Waldfeucht - Grünes Licht für Gebühren und Grabfeld

Grünes Licht für Gebühren und Grabfeld

Von: dawin
Letzte Aktualisierung:
13652210.jpg
Stößt an seine räumlichen Grenzen und soll erweitert werden: der Friedhof in Bocket. Foto: Stefan Klassen

Waldfeucht. Alle Jahre wieder. So hatte sich der Ausschuss für Umweltschutz, Naherholung und Landschaftspflege kurz vor Weihnachten mit der Neukalkulation der Abfallgebühren für 2017 zu befassen. Die Bürger wird es freuen, was Bernd Görtz, Leiter des Fachbereichs Ordnung und Soziales, verkündete: „Es gibt keine großartigen Veränderungen.“

Für den Restmüll zahlte der Waldfeuchter bislang 54,82 Euro als Grundgebühr mit Müllgefäß, ab Januar nächsten Jahres etwas weniger, nämlich 53,74 Euro; die Grundgebühr ohne Müllgefäß (bei Entsorgungsgemeinschaften) verringert sich von 46,28 auf 45,22 Euro. Dafür wird sich die Gewichtsgebühr um zwei auf 19 Cent erhöhen. Ein wesentlicher Grund für diese Änderung: Mehrkosten infolge gestiegener Entsorgungsgebühren an den Kreis Heinsberg und mehr Restmüll.

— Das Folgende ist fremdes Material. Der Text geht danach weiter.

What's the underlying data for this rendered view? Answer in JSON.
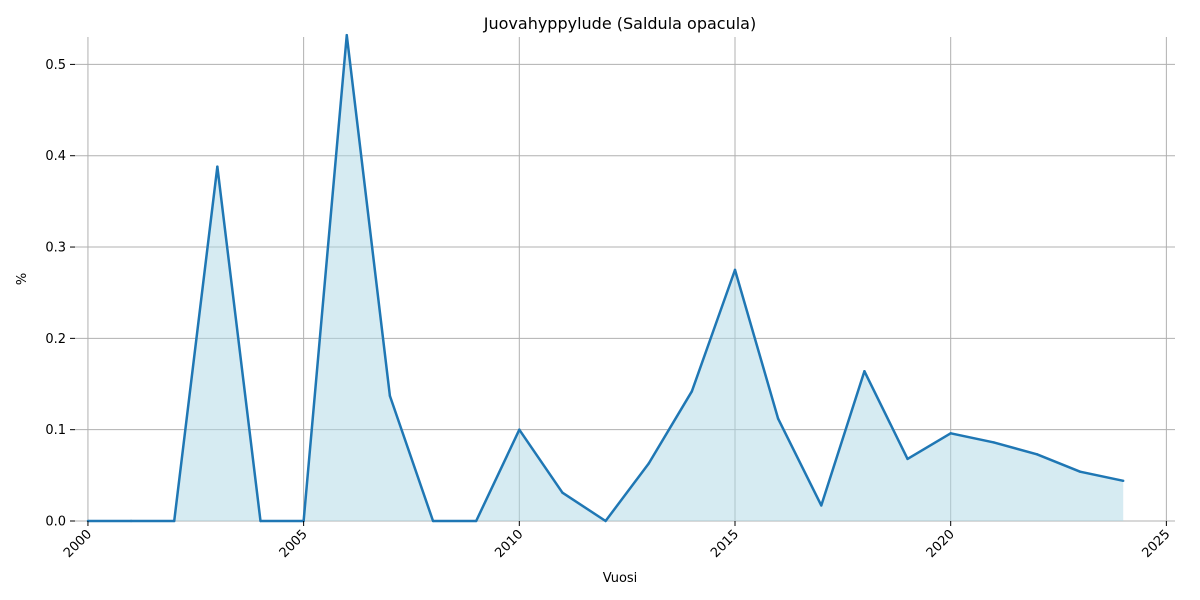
{
  "chart_data": {
    "type": "area",
    "title": "Juovahyppylude (Saldula opacula)",
    "xlabel": "Vuosi",
    "ylabel": "%",
    "xlim": [
      1999.7,
      2025.2
    ],
    "ylim": [
      0,
      0.53
    ],
    "xticks": [
      2000,
      2005,
      2010,
      2015,
      2020,
      2025
    ],
    "yticks": [
      0.0,
      0.1,
      0.2,
      0.3,
      0.4,
      0.5
    ],
    "xtick_labels": [
      "2000",
      "2005",
      "2010",
      "2015",
      "2020",
      "2025"
    ],
    "ytick_labels": [
      "0.0",
      "0.1",
      "0.2",
      "0.3",
      "0.4",
      "0.5"
    ],
    "grid": true,
    "colors": {
      "line": "#1f77b4",
      "fill": "#add8e6",
      "grid": "#b0b0b0"
    },
    "x": [
      2000,
      2001,
      2002,
      2003,
      2004,
      2005,
      2006,
      2007,
      2008,
      2009,
      2010,
      2011,
      2012,
      2013,
      2014,
      2015,
      2016,
      2017,
      2018,
      2019,
      2020,
      2021,
      2022,
      2023,
      2024
    ],
    "series": [
      {
        "values": [
          0,
          0,
          0,
          0.388,
          0,
          0,
          0.532,
          0.137,
          0,
          0,
          0.1,
          0.031,
          0,
          0.063,
          0.142,
          0.275,
          0.112,
          0.017,
          0.164,
          0.068,
          0.096,
          0.086,
          0.073,
          0.054,
          0.044
        ]
      }
    ]
  }
}
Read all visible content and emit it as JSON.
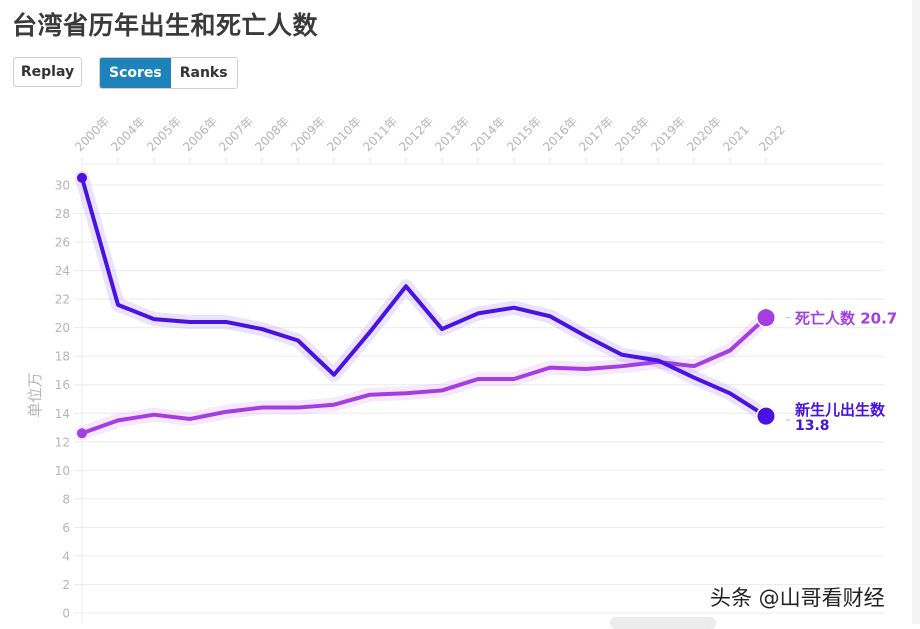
{
  "title": "台湾省历年出生和死亡人数",
  "controls": {
    "replay_label": "Replay",
    "mode_options": [
      "Scores",
      "Ranks"
    ],
    "active_mode": "Scores"
  },
  "watermark": "头条 @山哥看财经",
  "colors": {
    "births": "#4a12e0",
    "deaths": "#a43ee0",
    "active_button": "#1e83bb",
    "grid": "#ececec",
    "axis_text": "#b5b5b5"
  },
  "end_labels": {
    "deaths": {
      "name": "死亡人数",
      "value": "20.7"
    },
    "births": {
      "name": "新生儿出生数",
      "value": "13.8"
    }
  },
  "chart_data": {
    "type": "line",
    "title": "台湾省历年出生和死亡人数",
    "xlabel": "",
    "ylabel": "单位万",
    "ylim": [
      0,
      30
    ],
    "yticks": [
      0,
      2,
      4,
      6,
      8,
      10,
      12,
      14,
      16,
      18,
      20,
      22,
      24,
      26,
      28,
      30
    ],
    "grid": true,
    "x_axis_position": "top",
    "legend_position": "inline-end-labels",
    "categories": [
      "2000年",
      "2004年",
      "2005年",
      "2006年",
      "2007年",
      "2008年",
      "2009年",
      "2010年",
      "2011年",
      "2012年",
      "2013年",
      "2014年",
      "2015年",
      "2016年",
      "2017年",
      "2018年",
      "2019年",
      "2020年",
      "2021",
      "2022"
    ],
    "series": [
      {
        "name": "新生儿出生数",
        "values": [
          30.5,
          21.6,
          20.6,
          20.4,
          20.4,
          19.9,
          19.1,
          16.7,
          19.7,
          22.9,
          19.9,
          21.0,
          21.4,
          20.8,
          19.4,
          18.1,
          17.7,
          16.5,
          15.4,
          13.8
        ]
      },
      {
        "name": "死亡人数",
        "values": [
          12.6,
          13.5,
          13.9,
          13.6,
          14.1,
          14.4,
          14.4,
          14.6,
          15.3,
          15.4,
          15.6,
          16.4,
          16.4,
          17.2,
          17.1,
          17.3,
          17.6,
          17.3,
          18.4,
          20.7
        ]
      }
    ]
  }
}
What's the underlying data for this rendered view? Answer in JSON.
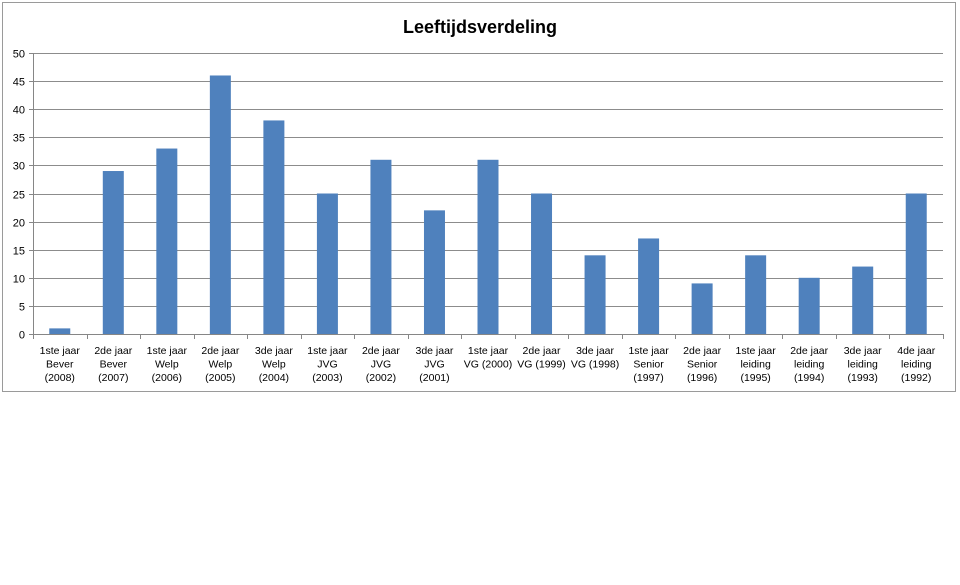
{
  "chart_data": {
    "type": "bar",
    "title": "Leeftijdsverdeling",
    "xlabel": "",
    "ylabel": "",
    "ylim": [
      0,
      50
    ],
    "yticks": [
      0,
      5,
      10,
      15,
      20,
      25,
      30,
      35,
      40,
      45,
      50
    ],
    "grid": true,
    "legend": "none",
    "bar_color": "#4f81bd",
    "categories": [
      [
        "1ste jaar",
        "Bever",
        "(2008)"
      ],
      [
        "2de jaar",
        "Bever",
        "(2007)"
      ],
      [
        "1ste jaar",
        "Welp",
        "(2006)"
      ],
      [
        "2de jaar",
        "Welp",
        "(2005)"
      ],
      [
        "3de jaar",
        "Welp",
        "(2004)"
      ],
      [
        "1ste jaar",
        "JVG",
        "(2003)"
      ],
      [
        "2de jaar",
        "JVG",
        "(2002)"
      ],
      [
        "3de jaar",
        "JVG",
        "(2001)"
      ],
      [
        "1ste jaar",
        "VG (2000)"
      ],
      [
        "2de jaar",
        "VG (1999)"
      ],
      [
        "3de jaar",
        "VG (1998)"
      ],
      [
        "1ste jaar",
        "Senior",
        "(1997)"
      ],
      [
        "2de jaar",
        "Senior",
        "(1996)"
      ],
      [
        "1ste jaar",
        "leiding",
        "(1995)"
      ],
      [
        "2de jaar",
        "leiding",
        "(1994)"
      ],
      [
        "3de jaar",
        "leiding",
        "(1993)"
      ],
      [
        "4de jaar",
        "leiding",
        "(1992)"
      ]
    ],
    "values": [
      1,
      29,
      33,
      46,
      38,
      25,
      31,
      22,
      31,
      25,
      14,
      17,
      9,
      14,
      10,
      12,
      25
    ]
  }
}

Beim Sperrmüll und Grünschnitt bleibt alles beim Alten: Weiterhin sind zwei Abfuhren bis zu jeweils drei Kubikmeter pro Haushalt in der Grundgebühr enthalten; zusätzliche Karten für Sperrmüll (60 Euro) und Grünschnitt (24 Euro) sind im Rathaus erhältlich. Der Ausschuss gab unisono sein Plazet.

Das bisherige Abfallkonzept hat sich nach Angaben von Fachbereichsleiter Görtz bewährt. Da jedoch der Entsorgungsvertrag mit dem aktuellen Entsorgungsunternehmen Ende 2017 ausläuft und für 2018 die Müllabfuhr in der Gemeinde Waldfeucht neu ausgeschrieben wird, ist das Abfallkonzept 2018 Thema in den Ratsgremien. Vor allem, so fordert es neuerdings der Gesetzgeber, soll die Biotonne, das heißt die separate Entsorgung von Biomüll, Berücksichtigung finden.

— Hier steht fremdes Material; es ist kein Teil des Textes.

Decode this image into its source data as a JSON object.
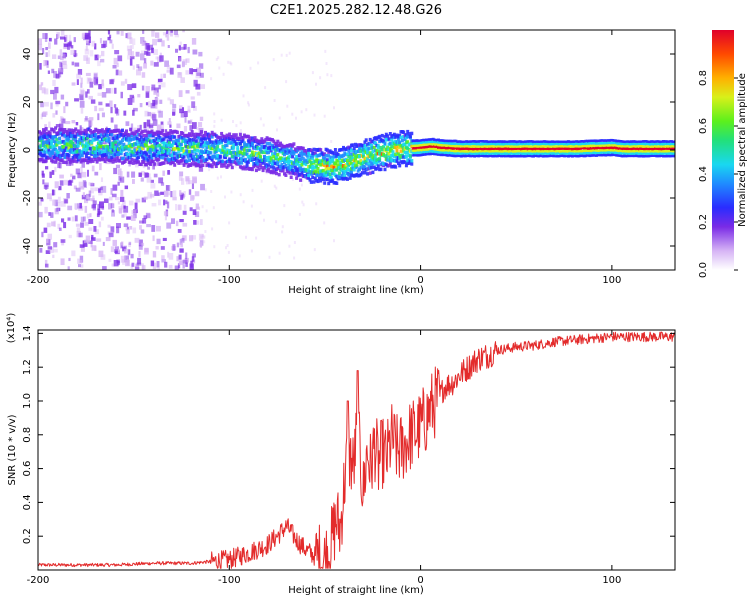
{
  "title": "C2E1.2025.282.12.48.G26",
  "colors": {
    "snr_line": "#e32b2b",
    "background": "#ffffff",
    "axis": "#000000"
  },
  "chart_data": [
    {
      "type": "heatmap",
      "name": "spectrogram",
      "xlabel": "Height of straight line (km)",
      "ylabel": "Frequency (Hz)",
      "xlim": [
        -200,
        133
      ],
      "ylim": [
        -50,
        50
      ],
      "xticks": [
        -200,
        -100,
        0,
        100
      ],
      "xtick_labels": [
        "-200",
        "-100",
        "0",
        "100"
      ],
      "yticks": [
        -40,
        -20,
        0,
        20,
        40
      ],
      "ytick_labels": [
        "-40",
        "-20",
        "0",
        "20",
        "40"
      ],
      "colorbar": {
        "label": "Normalized spectral amplitude",
        "range": [
          0,
          1
        ],
        "ticks": [
          0.0,
          0.2,
          0.4,
          0.6,
          0.8
        ],
        "tick_labels": [
          "0.0",
          "0.2",
          "0.4",
          "0.6",
          "0.8"
        ]
      },
      "ridge": {
        "x": [
          -200,
          -180,
          -160,
          -140,
          -120,
          -100,
          -90,
          -80,
          -70,
          -60,
          -50,
          -45,
          -40,
          -35,
          -30,
          -25,
          -20,
          -15,
          -10,
          0,
          5,
          10,
          20,
          40,
          60,
          80,
          100,
          105,
          110,
          133
        ],
        "freq": [
          2,
          2,
          1.5,
          1,
          0.5,
          0,
          -1,
          -2,
          -4,
          -6,
          -7,
          -7,
          -6,
          -4,
          -3,
          -2,
          -1,
          0,
          0.5,
          1,
          1.5,
          1,
          0.5,
          0.5,
          0.5,
          0.5,
          1,
          0.5,
          0.5,
          0.5
        ]
      }
    },
    {
      "type": "line",
      "name": "snr",
      "xlabel": "Height of straight line (km)",
      "ylabel": "SNR (10 * v/v)",
      "scale_label": "(x10⁴)",
      "xlim": [
        -200,
        133
      ],
      "ylim": [
        0,
        1.42
      ],
      "xticks": [
        -200,
        -100,
        0,
        100
      ],
      "xtick_labels": [
        "-200",
        "-100",
        "0",
        "100"
      ],
      "yticks": [
        0.2,
        0.4,
        0.6,
        0.8,
        1.0,
        1.2,
        1.4
      ],
      "ytick_labels": [
        "0.2",
        "0.4",
        "0.6",
        "0.8",
        "1.0",
        "1.2",
        "1.4"
      ],
      "x": [
        -200,
        -180,
        -160,
        -140,
        -120,
        -110,
        -100,
        -90,
        -80,
        -75,
        -70,
        -65,
        -60,
        -55,
        -50,
        -47,
        -44,
        -42,
        -40,
        -38,
        -35,
        -33,
        -30,
        -28,
        -26,
        -24,
        -22,
        -20,
        -18,
        -15,
        -12,
        -10,
        -8,
        -5,
        -2,
        0,
        3,
        5,
        8,
        10,
        12,
        15,
        18,
        20,
        25,
        30,
        35,
        40,
        50,
        60,
        70,
        80,
        90,
        100,
        110,
        120,
        133
      ],
      "y": [
        0.03,
        0.03,
        0.03,
        0.04,
        0.04,
        0.05,
        0.06,
        0.1,
        0.15,
        0.2,
        0.26,
        0.18,
        0.12,
        0.08,
        0.06,
        0.14,
        0.3,
        0.24,
        0.5,
        0.7,
        0.6,
        0.85,
        0.45,
        0.7,
        0.6,
        0.75,
        0.62,
        0.7,
        0.65,
        0.78,
        0.7,
        0.72,
        0.75,
        0.8,
        0.82,
        0.85,
        0.9,
        0.95,
        1.0,
        1.02,
        1.08,
        1.1,
        1.12,
        1.15,
        1.2,
        1.25,
        1.27,
        1.3,
        1.32,
        1.33,
        1.35,
        1.36,
        1.37,
        1.38,
        1.38,
        1.38,
        1.38
      ]
    }
  ]
}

In der Vergangenheit hatte sich der Rat mehrfach mit der Einführung einer Biotonne beschäftigt – mit dem Ergebnis, dass diese in Waldfeucht wenig Sinn mache. „Viele Haushalte haben die Möglichkeit zur Eigenkompostierung. Die Bürger, die keine Verwertungsmöglichkeit haben, können weiterhin ihren Bioabfall bei einem Recyclinghof in der Gemeinde gegen unmittelbare Bezahlung abgeben“, erklärte Bernd Görtz.

Allerdings sei auch nicht zu verkennen, dass besonders in Neubaugebieten die Grundstücke oft nicht geeignet seien, den Abfall zu kompostieren. „Um diesen Haushalten eine Alternative zur teuren Entsorgung über die Restmülltonne zu ermöglichen, würde sich eine freiwillige Biotonne mit 14-tägiger Abfuhr und Verwiegung des Inhaltes anbieten“, meinte Görtz.

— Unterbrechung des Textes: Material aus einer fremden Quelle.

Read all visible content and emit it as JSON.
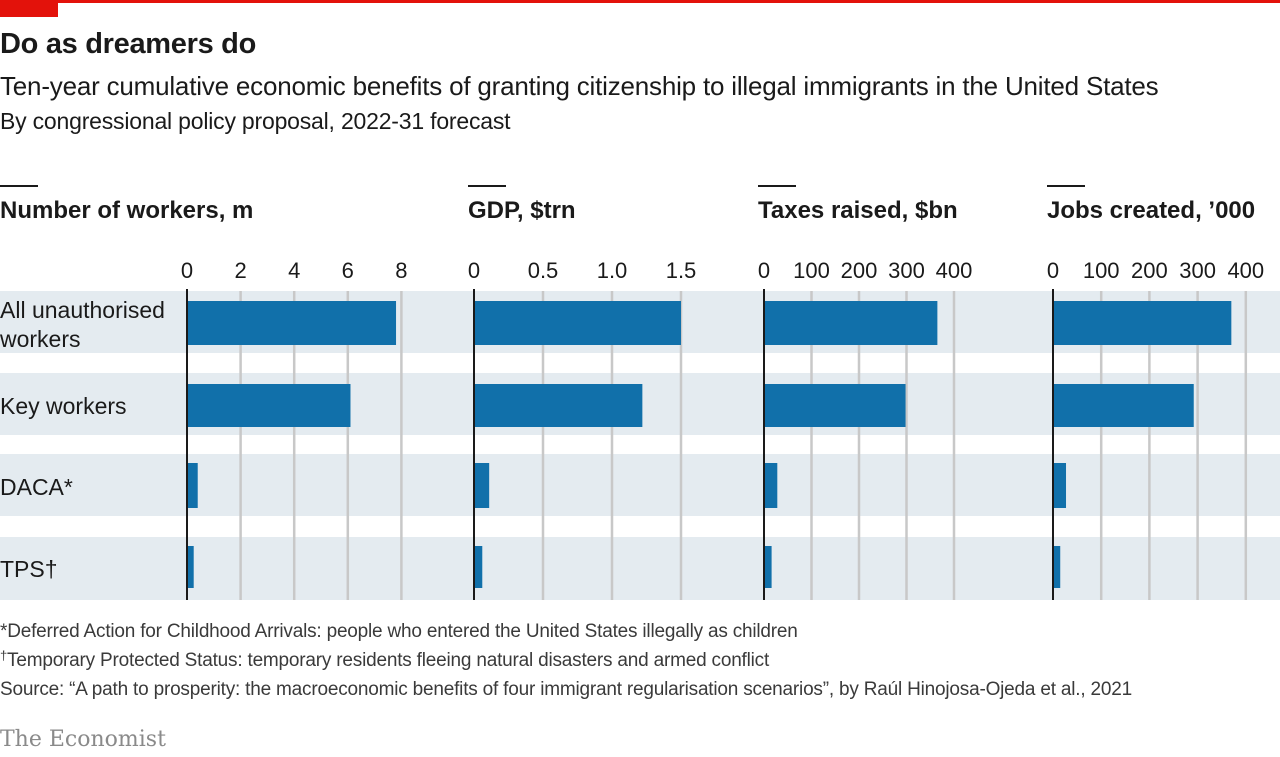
{
  "header": {
    "title": "Do as dreamers do",
    "subtitle": "Ten-year cumulative economic benefits of granting citizenship to illegal immigrants in the United States",
    "subtitle2": "By congressional policy proposal, 2022-31 forecast"
  },
  "footnotes": {
    "daca": "*Deferred Action for Childhood Arrivals: people who entered the United States illegally as children",
    "tps_mark": "†",
    "tps": "Temporary Protected Status: temporary residents fleeing natural disasters and armed conflict",
    "source": "Source: “A path to prosperity: the macroeconomic benefits of four immigrant regularisation scenarios”, by Raúl Hinojosa-Ojeda et al., 2021"
  },
  "logo": "The Economist",
  "colors": {
    "bar": "#1170aa",
    "band": "#e4ebf0",
    "accent": "#e3120b",
    "grid": "#c8c8c8",
    "axis": "#1a1a1a"
  },
  "chart_data": {
    "type": "bar",
    "orientation": "horizontal",
    "categories": [
      "All unauthorised workers",
      "Key workers",
      "DACA*",
      "TPS†"
    ],
    "panels": [
      {
        "title": "Number of workers, m",
        "ticks": [
          "0",
          "2",
          "4",
          "6",
          "8"
        ],
        "xlim": [
          0,
          8
        ],
        "values": [
          7.8,
          6.1,
          0.4,
          0.25
        ]
      },
      {
        "title": "GDP, $trn",
        "ticks": [
          "0",
          "0.5",
          "1.0",
          "1.5"
        ],
        "xlim": [
          0,
          1.5
        ],
        "values": [
          1.5,
          1.22,
          0.11,
          0.06
        ]
      },
      {
        "title": "Taxes raised, $bn",
        "ticks": [
          "0",
          "100",
          "200",
          "300",
          "400"
        ],
        "xlim": [
          0,
          400
        ],
        "values": [
          365,
          298,
          28,
          16
        ]
      },
      {
        "title": "Jobs created, ’000",
        "ticks": [
          "0",
          "100",
          "200",
          "300",
          "400"
        ],
        "xlim": [
          0,
          400
        ],
        "values": [
          370,
          292,
          27,
          15
        ]
      }
    ],
    "grid": true
  }
}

Dieses Prozedere hat nach Angaben der Verwaltung den Vorteil, dass dem Verwertungsgebot des Kreislaufwirtschaftsgesetzes durch ein weiteres Angebot im Bioabfallbereich Rechnung getragen würde und dies den Haushalten zugute käme, die nicht eigenkompostieren können oder wollen. Und auf der anderen Seite würden nicht jene Haushalte mit den Kosten einer Biotonne belastet, die ihren eigenen Komposthaufen haben.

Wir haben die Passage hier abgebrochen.